暖かい春の日差しに包まれる早朝。蒼依は真新しい制服を身に纏い、玄関に向かって歩いていた。
「蒼依、もう行くの?入学式は10時からでしょ?」
遥香の不思議そうな声が、蒼依の背中を追いかけた。今現在、時計は7時半過ぎを指している。通学時間を考えると、あまりにも早すぎる出発だ。
「寄りたい所があるんだ。今日は私の出発の日だから、恭達に会ってから行きたい」
蒼依が笑顔を向けると、遥香は何かに気づいたように「あ……」と漏らして小さく微笑んだ。
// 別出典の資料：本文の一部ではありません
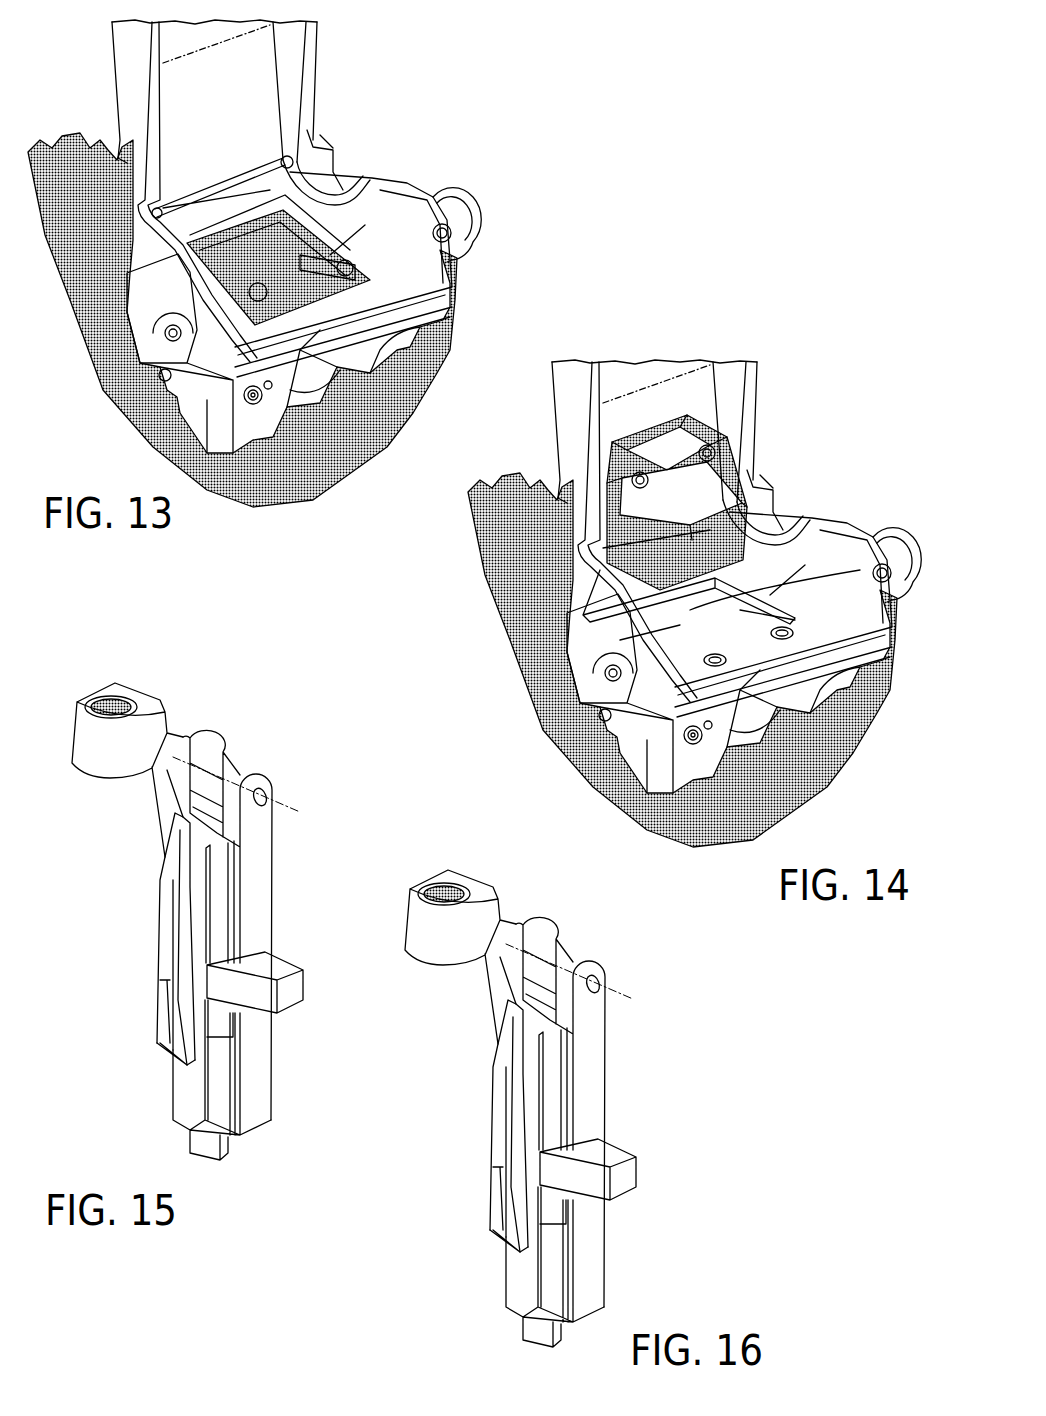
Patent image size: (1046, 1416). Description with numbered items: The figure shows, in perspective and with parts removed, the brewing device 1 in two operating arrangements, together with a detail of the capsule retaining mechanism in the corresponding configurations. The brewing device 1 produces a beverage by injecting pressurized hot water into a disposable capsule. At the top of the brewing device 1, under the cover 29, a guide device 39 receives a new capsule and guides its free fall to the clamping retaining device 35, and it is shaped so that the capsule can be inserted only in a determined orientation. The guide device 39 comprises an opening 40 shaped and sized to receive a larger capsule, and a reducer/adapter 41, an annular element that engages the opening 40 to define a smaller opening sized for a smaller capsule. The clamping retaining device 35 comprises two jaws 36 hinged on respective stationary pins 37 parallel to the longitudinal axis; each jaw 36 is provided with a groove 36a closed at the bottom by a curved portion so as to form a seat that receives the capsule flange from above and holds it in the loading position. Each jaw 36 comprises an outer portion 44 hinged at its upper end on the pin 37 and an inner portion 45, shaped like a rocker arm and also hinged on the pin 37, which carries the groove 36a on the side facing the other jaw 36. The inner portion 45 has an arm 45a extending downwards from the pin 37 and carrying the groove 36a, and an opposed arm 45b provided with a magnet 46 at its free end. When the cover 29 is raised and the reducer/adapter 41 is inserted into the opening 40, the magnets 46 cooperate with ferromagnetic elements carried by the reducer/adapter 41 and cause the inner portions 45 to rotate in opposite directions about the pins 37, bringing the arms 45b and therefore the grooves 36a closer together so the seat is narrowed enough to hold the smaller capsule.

In FIG. 13, the brewing device 1 is at (445, 72).
In FIG. 14, the brewing device 1 is at (687, 583).
In FIG. 13, the cover 29 is at (125, 50).
In FIG. 14, the cover 29 is at (651, 531).
In FIG. 15, the clamping retaining device 35 is at (182, 899).
In FIG. 16, the clamping retaining device 35 is at (515, 1089).
In FIG. 15, the jaw 36 is at (214, 986).
In FIG. 16, the jaw 36 is at (559, 1173).
In FIG. 15, the groove 36a is at (180, 903).
In FIG. 16, the groove 36a is at (477, 1126).
In FIG. 15, the stationary pin 37 is at (267, 795).
In FIG. 16, the stationary pin 37 is at (590, 1112).
In FIG. 13, the guide device 39 is at (302, 214).
In FIG. 14, the guide device 39 is at (762, 579).
In FIG. 14, the opening 40 is at (747, 572).
In FIG. 13, the reducer/adapter 41 is at (240, 226).
In FIG. 14, the reducer/adapter 41 is at (708, 495).
In FIG. 15, the outer portion 44 is at (258, 1057).
In FIG. 16, the outer portion 44 is at (585, 1187).
In FIG. 15, the inner portion 45 is at (136, 964).
In FIG. 16, the inner portion 45 is at (476, 1130).
In FIG. 15, the arm 45a is at (163, 1057).
In FIG. 16, the arm 45a is at (476, 1213).
In FIG. 15, the arm 45b is at (97, 760).
In FIG. 16, the arm 45b is at (426, 957).
In FIG. 15, the magnet 46 is at (100, 702).
In FIG. 16, the magnet 46 is at (429, 868).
「そうね。じゃあ、気をつけて行ってらっしゃい。学校に遅れないようにね」
「うん。行ってきます」
そう言って外に出た蒼依を、春の風が優しく迎えてくれた。空は快晴。清々しい空気をいっぱいに吸い込みながら、蒼依は笑顔で歩き出す。
"蒼依、おっはよー!"
毎朝のようにそう言って頭を叩いてきた幼なじみ。彼がいない朝にも、もう随分慣れてしまった。そんなことを思いながら、見慣れた道を進んでゆく。
数十分後……足を止めた蒼依の目の前には、広い敷地に大きな建物。県の行政を司る最大の機関、県庁だ。
立ち並ぶのは、あの日と変わらぬ建物の数々。否が応でも、記憶の中の景色が目の前の県庁と重なる。
県議会議事堂で刈夜と別れ、連絡通路で迅が足止めされた。
第2号館の8階で紗耶香と幸弘が戦い、そのエレベーター前に隼人が残った。
そして、こちらでは存在しないとされているはずの10階。そこで麻季に助けられ……恭を失った。
そこまで思い返し、潤み出した目をそっと袖で拭った。その時、
「おや、久しぶりですね」
横から響いた聞き覚えのある声。その方向を見ると、薄ら笑いを浮かべた折原が立っていた。
蒼依が不快そうに眉を寄せるが、折原は特に気にする様子もなく笑顔のまま問いかけてきた。
「ここに何か用ですか?」
「別に。昔の仲間に会いに来ただけです」
「…… "あの日" から、もう1年半ですか。はやいものですね」
そう言いながら、折原は感慨深げに第2号館を見上げる。